Bagi beliau, partai politik adalah tempat untuk berjuang mensyiarkan Islam, bukan tempat memburu keuntungan materi dan melacurkan idealisme. Adagium “tidak ada kawan sejati dalam politik, yang ada hanyalah kepentingan abadi” tidak berlaku bagi beliau. Karena, bagi beliau, kepentingan dakwah islamiah berada di atas kepentingan-kepentingan yang lain.

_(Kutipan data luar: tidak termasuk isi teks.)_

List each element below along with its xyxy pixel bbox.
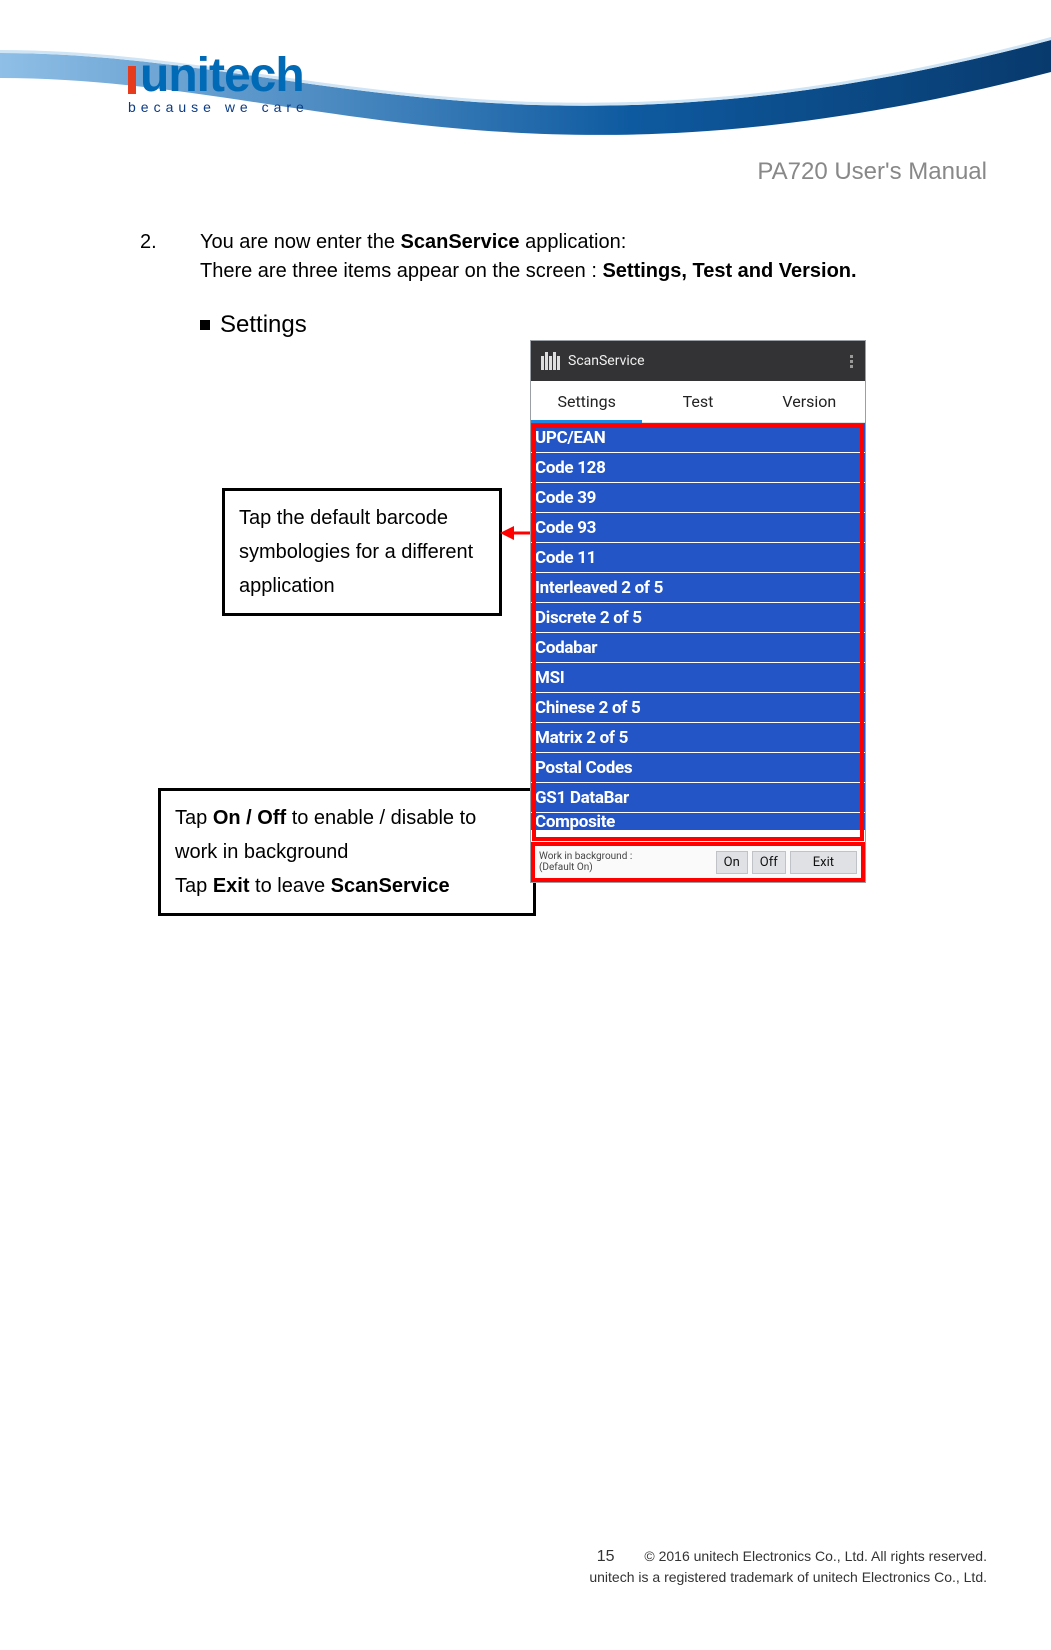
off-button[interactable]: Off bbox=[752, 851, 786, 874]
c2-2c: to leave bbox=[250, 875, 331, 897]
step-number: 2. bbox=[140, 228, 176, 286]
overflow-menu-icon[interactable] bbox=[847, 350, 855, 372]
copyright-line1: © 2016 unitech Electronics Co., Ltd. All… bbox=[644, 1548, 987, 1564]
list-item[interactable]: Matrix 2 of 5 bbox=[531, 723, 865, 753]
list-item[interactable]: GS1 DataBar bbox=[531, 783, 865, 813]
bg-label-1: Work in background : bbox=[539, 851, 632, 862]
list-item[interactable]: Chinese 2 of 5 bbox=[531, 693, 865, 723]
on-button[interactable]: On bbox=[716, 851, 748, 874]
callout1-text: Tap the default barcode symbologies for … bbox=[239, 507, 473, 597]
bullet-settings: Settings bbox=[140, 308, 991, 343]
list-item[interactable]: Code 128 bbox=[531, 453, 865, 483]
exit-button[interactable]: Exit bbox=[790, 851, 857, 874]
product-name: PA720 User's Manual bbox=[757, 158, 987, 186]
list-item[interactable]: UPC/EAN bbox=[531, 423, 865, 453]
app-bar: ScanService bbox=[531, 341, 865, 381]
tab-bar: Settings Test Version bbox=[531, 381, 865, 423]
page-number: 15 bbox=[597, 1546, 615, 1568]
list-item[interactable]: Code 11 bbox=[531, 543, 865, 573]
tab-version[interactable]: Version bbox=[754, 381, 865, 422]
background-toggle-bar: Work in background : (Default On) On Off… bbox=[531, 842, 865, 882]
symbology-list-wrap: UPC/EAN Code 128 Code 39 Code 93 Code 11… bbox=[531, 423, 865, 842]
step-app-name: ScanService bbox=[401, 231, 520, 253]
logo-word: unitech bbox=[140, 49, 304, 102]
list-item[interactable]: Discrete 2 of 5 bbox=[531, 603, 865, 633]
list-item[interactable]: MSI bbox=[531, 663, 865, 693]
page-header: unitech because we care PA720 User's Man… bbox=[0, 0, 1051, 200]
copyright-line2: unitech is a registered trademark of uni… bbox=[589, 1569, 987, 1585]
c2-2a: Tap bbox=[175, 875, 213, 897]
list-item[interactable]: Composite bbox=[531, 813, 865, 830]
list-item[interactable]: Codabar bbox=[531, 633, 865, 663]
c2-1b: On / Off bbox=[213, 807, 286, 829]
screenshot-scanservice: ScanService Settings Test Version UPC/EA… bbox=[530, 340, 866, 883]
list-item[interactable]: Code 93 bbox=[531, 513, 865, 543]
bg-label-2: (Default On) bbox=[539, 862, 593, 873]
step-2: 2. You are now enter the ScanService app… bbox=[140, 228, 991, 286]
logo-tagline: because we care bbox=[128, 99, 338, 115]
list-item[interactable]: Interleaved 2 of 5 bbox=[531, 573, 865, 603]
c2-1a: Tap bbox=[175, 807, 213, 829]
step-text-part1: You are now enter the bbox=[200, 231, 401, 253]
logo-mark-icon bbox=[128, 66, 136, 94]
barcode-icon bbox=[541, 352, 560, 370]
app-title: ScanService bbox=[568, 353, 645, 369]
callout-symbologies: Tap the default barcode symbologies for … bbox=[222, 488, 502, 616]
page-content: 2. You are now enter the ScanService app… bbox=[140, 228, 991, 343]
step-line2-a: There are three items appear on the scre… bbox=[200, 260, 602, 282]
c2-2d: ScanService bbox=[331, 875, 450, 897]
callout-background: Tap On / Off to enable / disable to work… bbox=[158, 788, 536, 916]
list-item[interactable]: Code 39 bbox=[531, 483, 865, 513]
page-footer: 15 © 2016 unitech Electronics Co., Ltd. … bbox=[0, 1546, 987, 1588]
step-text-part2: application: bbox=[520, 231, 627, 253]
bullet-square-icon bbox=[200, 320, 210, 330]
background-label: Work in background : (Default On) bbox=[537, 851, 716, 873]
tab-test[interactable]: Test bbox=[642, 381, 753, 422]
list-item[interactable]: Postal Codes bbox=[531, 753, 865, 783]
step-line2-b: Settings, Test and Version. bbox=[602, 260, 856, 282]
tab-settings[interactable]: Settings bbox=[531, 381, 642, 422]
bullet-label: Settings bbox=[220, 311, 307, 338]
logo: unitech because we care bbox=[128, 48, 338, 115]
c2-2b: Exit bbox=[213, 875, 250, 897]
symbology-list: UPC/EAN Code 128 Code 39 Code 93 Code 11… bbox=[531, 423, 865, 830]
step-text: You are now enter the ScanService applic… bbox=[200, 228, 991, 286]
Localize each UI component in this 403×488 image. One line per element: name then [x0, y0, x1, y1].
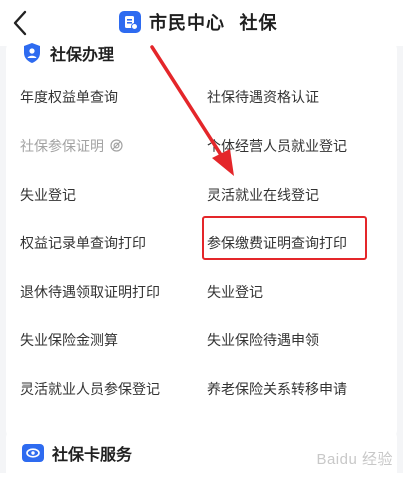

Selain sebagai sosok yang istiqamah, beliau juga adalah sosok yang helim (sabar). Dalam diskursus kajian tasawuf, kita mengenal istilah as-shabru dan al-hilmu. Keduanya sama-sama bermakna sabar tetapi al-hilmu adalah kesabaran yang berada di atas as-shabru. Jadi, helim merupakan sifat sabar yang melebihi sifat sabar pada umumnya. Tidak sembarang orang bisa bersifat helim kecuali orang-orang yang benar-benar dekat dengan Tuhannya.

Sebagaimana kita mafhum, bahwa dalam politik kita jamak terjadi fitnah, adu domba, hoax dan tetek bengik lainnya, atau yang masyhur kita sebut ‘politik machivellian’ (menghalalkan segala cara) untuk menggapai hasrat politiknya. Tetapi hal tersebut tidak pernah beliau lakukan sepanjang berjuang dalam ranah politik bersama PPP. 

Bagaimana mau berpolitik kotor, sedangkan membalas serangan-serangan lawan politiknya yang kotor sekalipun beliau enggan melakukannya. Bagi beliau, membalas politik kotor dengan politik kotor adalah sama-sama kotornya. 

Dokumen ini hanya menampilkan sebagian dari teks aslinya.